Massimo Bertagnoli

Personal information
- Date of birth: 26 February 1999 (age 27)
- Place of birth: Verona, Italy
- Height: 1.78 m (5 ft 10 in)
- Position: Midfielder

Team information
- Current team: Reggiana
- Number: 26

Youth career
- 0000–2019: Chievo

Senior career*
- Years: Team / Apps / (Gls)
- 2019–2021: Chievo / 33 / (2)
- 2020: → Fermana (loan) / 3 / (0)
- 2021–2025: Brescia / 105 / (6)
- 2025–: Reggiana / 28 / (1)

= Massimo Bertagnoli =

Italian football player

Massimo Bertagnoli (born 26 February 1999) is an Italian football player who plays for club Reggiana.

==Club career==
He is a product of Chievo youth teams.

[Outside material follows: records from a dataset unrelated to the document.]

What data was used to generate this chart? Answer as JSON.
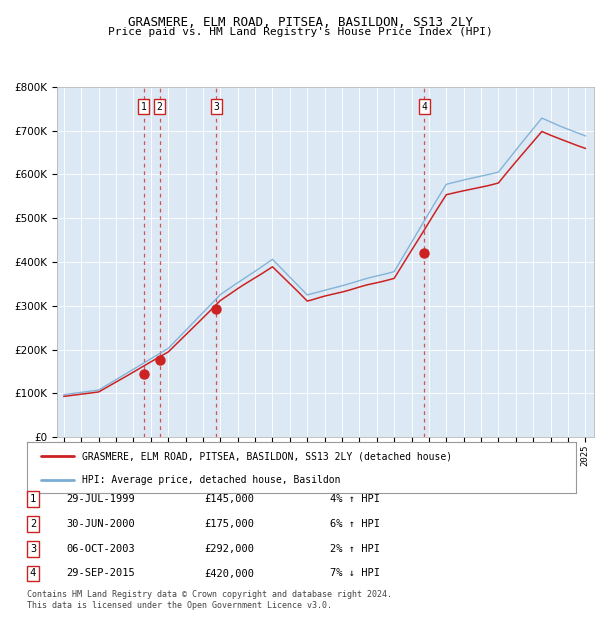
{
  "title": "GRASMERE, ELM ROAD, PITSEA, BASILDON, SS13 2LY",
  "subtitle": "Price paid vs. HM Land Registry's House Price Index (HPI)",
  "background_color": "#dce9f5",
  "hpi_color": "#7aadd4",
  "price_color": "#cc2222",
  "dot_color": "#cc2222",
  "vline_color": "#cc2222",
  "ylim": [
    0,
    800000
  ],
  "yticks": [
    0,
    100000,
    200000,
    300000,
    400000,
    500000,
    600000,
    700000,
    800000
  ],
  "transactions": [
    {
      "label": "1",
      "x": 1999.58,
      "price": 145000
    },
    {
      "label": "2",
      "x": 2000.5,
      "price": 175000
    },
    {
      "label": "3",
      "x": 2003.76,
      "price": 292000
    },
    {
      "label": "4",
      "x": 2015.74,
      "price": 420000
    }
  ],
  "legend_entries": [
    "GRASMERE, ELM ROAD, PITSEA, BASILDON, SS13 2LY (detached house)",
    "HPI: Average price, detached house, Basildon"
  ],
  "table_rows": [
    {
      "num": "1",
      "date": "29-JUL-1999",
      "price": "£145,000",
      "hpi": "4% ↑ HPI"
    },
    {
      "num": "2",
      "date": "30-JUN-2000",
      "price": "£175,000",
      "hpi": "6% ↑ HPI"
    },
    {
      "num": "3",
      "date": "06-OCT-2003",
      "price": "£292,000",
      "hpi": "2% ↑ HPI"
    },
    {
      "num": "4",
      "date": "29-SEP-2015",
      "price": "£420,000",
      "hpi": "7% ↓ HPI"
    }
  ],
  "footer": "Contains HM Land Registry data © Crown copyright and database right 2024.\nThis data is licensed under the Open Government Licence v3.0."
}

On 5 July 2019 he signed his first professional contract with the club for a 5-year term.

He made his professional Serie B debut for Chievo on 25 August 2019 in a game against Perugia. He started the game and played the whole match.

On 27 January 2020, he joined Fermana on loan until the end of the 2019–20 season.

On 13 August 2021 he joined Brescia.

On 8 July 2025, Bertagnoli moved to Reggiana on a two-season contract.